Deferred Prosecution Agreements (DPA) are appealing to both corporates and the Serious Fraud Office (SFO). They allow corporations to escape criminal prosecution by paying a fine and improving compliance. This avoids lengthy, expensive and often complicated trials, and can assist with the SFO’s publicly reported resourcing issues. However, of the nine DPAs concluded to date, none have resulted in successful prosecutions against individuals in these organisations, despite hefty fines being paid, significant costs being incurred and some level of wrongdoing often being agreed.
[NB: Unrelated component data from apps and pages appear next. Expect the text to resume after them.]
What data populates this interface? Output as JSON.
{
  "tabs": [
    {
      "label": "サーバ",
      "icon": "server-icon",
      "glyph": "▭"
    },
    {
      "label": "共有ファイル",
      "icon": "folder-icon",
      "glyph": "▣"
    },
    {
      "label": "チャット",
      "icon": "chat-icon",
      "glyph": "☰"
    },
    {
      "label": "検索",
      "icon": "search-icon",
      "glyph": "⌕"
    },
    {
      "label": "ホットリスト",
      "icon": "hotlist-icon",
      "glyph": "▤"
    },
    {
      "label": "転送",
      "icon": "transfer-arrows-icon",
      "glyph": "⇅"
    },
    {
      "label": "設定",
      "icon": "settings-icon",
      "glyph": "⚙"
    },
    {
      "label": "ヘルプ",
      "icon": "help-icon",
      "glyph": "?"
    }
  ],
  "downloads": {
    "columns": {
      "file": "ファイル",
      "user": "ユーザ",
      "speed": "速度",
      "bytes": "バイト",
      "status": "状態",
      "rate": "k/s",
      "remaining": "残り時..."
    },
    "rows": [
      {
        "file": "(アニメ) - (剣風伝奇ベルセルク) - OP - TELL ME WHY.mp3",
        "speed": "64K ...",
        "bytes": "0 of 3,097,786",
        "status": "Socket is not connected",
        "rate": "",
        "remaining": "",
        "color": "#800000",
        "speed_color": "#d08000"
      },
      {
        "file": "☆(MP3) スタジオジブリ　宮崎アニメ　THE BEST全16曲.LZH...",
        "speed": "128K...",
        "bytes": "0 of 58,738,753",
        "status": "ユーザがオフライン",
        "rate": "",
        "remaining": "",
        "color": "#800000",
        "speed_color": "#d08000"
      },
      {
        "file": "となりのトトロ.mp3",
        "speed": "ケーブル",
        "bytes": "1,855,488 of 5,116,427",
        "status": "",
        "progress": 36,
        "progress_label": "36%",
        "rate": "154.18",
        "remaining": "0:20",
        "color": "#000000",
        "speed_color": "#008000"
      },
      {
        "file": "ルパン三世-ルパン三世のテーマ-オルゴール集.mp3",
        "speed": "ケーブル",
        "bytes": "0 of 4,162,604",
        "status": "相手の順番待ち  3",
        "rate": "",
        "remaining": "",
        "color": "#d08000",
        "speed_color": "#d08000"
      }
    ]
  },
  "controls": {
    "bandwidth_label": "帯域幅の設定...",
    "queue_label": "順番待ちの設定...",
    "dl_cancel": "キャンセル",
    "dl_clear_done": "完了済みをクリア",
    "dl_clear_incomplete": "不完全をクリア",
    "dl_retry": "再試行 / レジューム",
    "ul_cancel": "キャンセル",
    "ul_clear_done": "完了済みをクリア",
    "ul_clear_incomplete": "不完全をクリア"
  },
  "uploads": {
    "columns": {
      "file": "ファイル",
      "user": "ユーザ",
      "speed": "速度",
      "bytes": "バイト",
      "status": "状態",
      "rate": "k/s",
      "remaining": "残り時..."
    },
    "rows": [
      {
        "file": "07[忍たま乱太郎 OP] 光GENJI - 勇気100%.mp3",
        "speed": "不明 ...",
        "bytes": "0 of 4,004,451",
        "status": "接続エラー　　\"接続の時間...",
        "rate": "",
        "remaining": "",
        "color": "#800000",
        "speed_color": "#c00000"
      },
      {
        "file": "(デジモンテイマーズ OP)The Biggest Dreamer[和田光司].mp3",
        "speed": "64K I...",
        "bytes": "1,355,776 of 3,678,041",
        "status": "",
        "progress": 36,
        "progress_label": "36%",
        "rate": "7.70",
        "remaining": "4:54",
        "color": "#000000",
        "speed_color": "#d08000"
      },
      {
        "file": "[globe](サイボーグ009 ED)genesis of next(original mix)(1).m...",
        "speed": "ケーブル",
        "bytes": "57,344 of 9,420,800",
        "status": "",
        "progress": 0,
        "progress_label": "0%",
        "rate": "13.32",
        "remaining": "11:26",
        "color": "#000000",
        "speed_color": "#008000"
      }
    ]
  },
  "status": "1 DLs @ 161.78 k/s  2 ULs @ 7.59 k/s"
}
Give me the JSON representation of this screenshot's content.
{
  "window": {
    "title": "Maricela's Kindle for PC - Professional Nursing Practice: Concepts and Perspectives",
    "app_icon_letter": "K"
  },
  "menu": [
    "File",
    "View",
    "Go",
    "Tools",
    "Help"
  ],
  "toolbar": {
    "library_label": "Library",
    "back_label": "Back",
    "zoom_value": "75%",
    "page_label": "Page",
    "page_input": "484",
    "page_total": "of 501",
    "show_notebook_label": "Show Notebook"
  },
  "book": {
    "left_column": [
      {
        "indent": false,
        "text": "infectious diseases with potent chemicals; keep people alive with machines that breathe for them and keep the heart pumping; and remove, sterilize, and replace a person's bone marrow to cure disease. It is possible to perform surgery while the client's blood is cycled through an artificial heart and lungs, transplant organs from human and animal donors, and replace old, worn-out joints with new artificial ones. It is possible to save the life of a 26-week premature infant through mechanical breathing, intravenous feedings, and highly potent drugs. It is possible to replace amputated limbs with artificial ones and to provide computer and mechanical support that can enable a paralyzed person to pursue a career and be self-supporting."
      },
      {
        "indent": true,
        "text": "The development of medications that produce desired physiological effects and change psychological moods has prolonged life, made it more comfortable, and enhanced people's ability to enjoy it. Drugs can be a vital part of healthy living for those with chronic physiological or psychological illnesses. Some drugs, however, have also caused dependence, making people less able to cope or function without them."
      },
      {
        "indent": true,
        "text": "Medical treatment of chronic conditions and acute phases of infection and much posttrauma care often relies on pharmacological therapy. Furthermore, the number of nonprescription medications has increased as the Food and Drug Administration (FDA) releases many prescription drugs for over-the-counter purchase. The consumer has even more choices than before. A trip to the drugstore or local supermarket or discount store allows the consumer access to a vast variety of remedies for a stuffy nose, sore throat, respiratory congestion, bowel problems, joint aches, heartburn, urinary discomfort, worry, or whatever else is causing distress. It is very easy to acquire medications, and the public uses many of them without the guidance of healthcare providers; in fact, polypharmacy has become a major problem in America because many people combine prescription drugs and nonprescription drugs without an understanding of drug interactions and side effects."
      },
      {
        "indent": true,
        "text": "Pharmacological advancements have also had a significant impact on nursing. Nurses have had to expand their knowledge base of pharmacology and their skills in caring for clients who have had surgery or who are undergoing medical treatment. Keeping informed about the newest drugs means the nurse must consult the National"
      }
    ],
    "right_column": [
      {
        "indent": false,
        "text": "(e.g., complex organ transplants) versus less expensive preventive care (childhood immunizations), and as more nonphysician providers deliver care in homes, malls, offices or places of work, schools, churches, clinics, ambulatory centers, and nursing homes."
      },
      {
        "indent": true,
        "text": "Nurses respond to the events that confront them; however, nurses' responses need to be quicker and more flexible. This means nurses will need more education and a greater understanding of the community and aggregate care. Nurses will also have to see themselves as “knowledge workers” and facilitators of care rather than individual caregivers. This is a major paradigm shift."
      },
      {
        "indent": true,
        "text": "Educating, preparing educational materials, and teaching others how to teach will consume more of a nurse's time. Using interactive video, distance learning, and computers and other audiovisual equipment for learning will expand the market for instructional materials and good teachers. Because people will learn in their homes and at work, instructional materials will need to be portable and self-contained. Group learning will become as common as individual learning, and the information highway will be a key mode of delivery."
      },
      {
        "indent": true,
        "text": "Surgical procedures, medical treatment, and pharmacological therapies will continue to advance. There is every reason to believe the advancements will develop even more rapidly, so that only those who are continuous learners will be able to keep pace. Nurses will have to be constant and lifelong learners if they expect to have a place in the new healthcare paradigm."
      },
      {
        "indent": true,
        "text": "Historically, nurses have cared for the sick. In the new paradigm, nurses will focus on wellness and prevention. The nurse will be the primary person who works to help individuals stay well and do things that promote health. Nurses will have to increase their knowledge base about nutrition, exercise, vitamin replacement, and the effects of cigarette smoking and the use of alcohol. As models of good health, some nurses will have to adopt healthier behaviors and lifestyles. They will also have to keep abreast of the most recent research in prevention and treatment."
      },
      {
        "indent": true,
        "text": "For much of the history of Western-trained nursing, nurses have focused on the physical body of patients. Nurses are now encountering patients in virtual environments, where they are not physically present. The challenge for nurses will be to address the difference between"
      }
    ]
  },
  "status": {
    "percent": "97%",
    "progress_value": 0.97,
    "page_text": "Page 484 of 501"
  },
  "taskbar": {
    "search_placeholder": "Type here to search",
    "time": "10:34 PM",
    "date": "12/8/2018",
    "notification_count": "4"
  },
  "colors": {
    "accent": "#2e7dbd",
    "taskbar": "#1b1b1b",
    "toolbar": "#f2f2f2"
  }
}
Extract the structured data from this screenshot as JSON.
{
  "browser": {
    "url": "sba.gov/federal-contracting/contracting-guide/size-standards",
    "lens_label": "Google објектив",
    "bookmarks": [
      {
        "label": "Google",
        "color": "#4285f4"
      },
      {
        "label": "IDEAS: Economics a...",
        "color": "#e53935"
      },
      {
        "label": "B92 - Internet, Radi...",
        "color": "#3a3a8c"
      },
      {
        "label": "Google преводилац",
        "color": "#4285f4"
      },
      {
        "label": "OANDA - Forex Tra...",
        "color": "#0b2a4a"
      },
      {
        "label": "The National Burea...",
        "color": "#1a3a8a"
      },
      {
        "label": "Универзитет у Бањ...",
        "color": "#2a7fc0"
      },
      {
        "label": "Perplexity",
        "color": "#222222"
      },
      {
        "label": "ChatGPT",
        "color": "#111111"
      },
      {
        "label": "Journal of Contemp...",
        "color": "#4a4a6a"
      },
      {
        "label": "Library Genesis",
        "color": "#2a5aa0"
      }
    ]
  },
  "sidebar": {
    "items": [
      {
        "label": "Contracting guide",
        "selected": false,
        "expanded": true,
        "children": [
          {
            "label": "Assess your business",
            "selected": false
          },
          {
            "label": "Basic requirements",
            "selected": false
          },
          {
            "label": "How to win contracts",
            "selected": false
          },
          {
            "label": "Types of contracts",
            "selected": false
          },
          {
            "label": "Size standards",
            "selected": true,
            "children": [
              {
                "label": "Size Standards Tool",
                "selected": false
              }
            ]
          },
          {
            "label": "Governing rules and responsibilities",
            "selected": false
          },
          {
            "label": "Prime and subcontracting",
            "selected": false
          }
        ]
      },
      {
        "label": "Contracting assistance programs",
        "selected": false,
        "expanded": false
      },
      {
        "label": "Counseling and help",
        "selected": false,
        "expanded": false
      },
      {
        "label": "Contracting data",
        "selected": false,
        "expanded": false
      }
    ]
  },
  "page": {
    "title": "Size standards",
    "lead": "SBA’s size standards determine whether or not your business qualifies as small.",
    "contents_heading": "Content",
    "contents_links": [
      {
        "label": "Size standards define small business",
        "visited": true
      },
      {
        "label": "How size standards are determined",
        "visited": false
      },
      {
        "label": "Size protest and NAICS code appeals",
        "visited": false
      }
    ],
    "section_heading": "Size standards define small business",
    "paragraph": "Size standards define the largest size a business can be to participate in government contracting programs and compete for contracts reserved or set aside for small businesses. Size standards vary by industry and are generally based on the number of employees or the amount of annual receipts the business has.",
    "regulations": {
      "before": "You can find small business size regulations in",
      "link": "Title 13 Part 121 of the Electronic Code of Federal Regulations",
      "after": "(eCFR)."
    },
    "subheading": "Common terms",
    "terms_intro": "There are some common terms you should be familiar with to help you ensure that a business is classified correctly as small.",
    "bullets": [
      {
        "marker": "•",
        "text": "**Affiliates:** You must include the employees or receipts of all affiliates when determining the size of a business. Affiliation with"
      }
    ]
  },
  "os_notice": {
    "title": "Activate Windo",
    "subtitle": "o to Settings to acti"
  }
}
Following the most recent release of a statement by the SFO that the trial against executives of Serco had collapsed – the judge directed the jury to acquit them after the SFO failed to disclose evidence to the defendants - questions are again being asked about the effectiveness of the DPA process and the fairness to individuals, who are often subjected to long investigations (the individuals in this case had an 8 year wait until trial) and may be collateral damage in the corporation’s pursuit of a deal with the SFO. This follows criticism in other cases, such as the Tesco case, where the individuals were publicly named in the DPA but cleared at trial. 

Given the lack of individual convictions, to date, there is a risk large companies may begin to regard a DPA as nothing more than "the cost of doing business” operating on an assumption that their executives are unlikely to face injustice.  However, this may in turn spur the SFO to seriously consider other ways of trying to hold those in charge of companies to account.   For example, it is possible that the proposed expansion of the "failure to prevent" offences (mentioned in our last post here) to a wider group of economic crimes may change the landscape for DPAs and give rise to more individual prosecutions being commenced, at least one of which the SFO will be keen to make stick.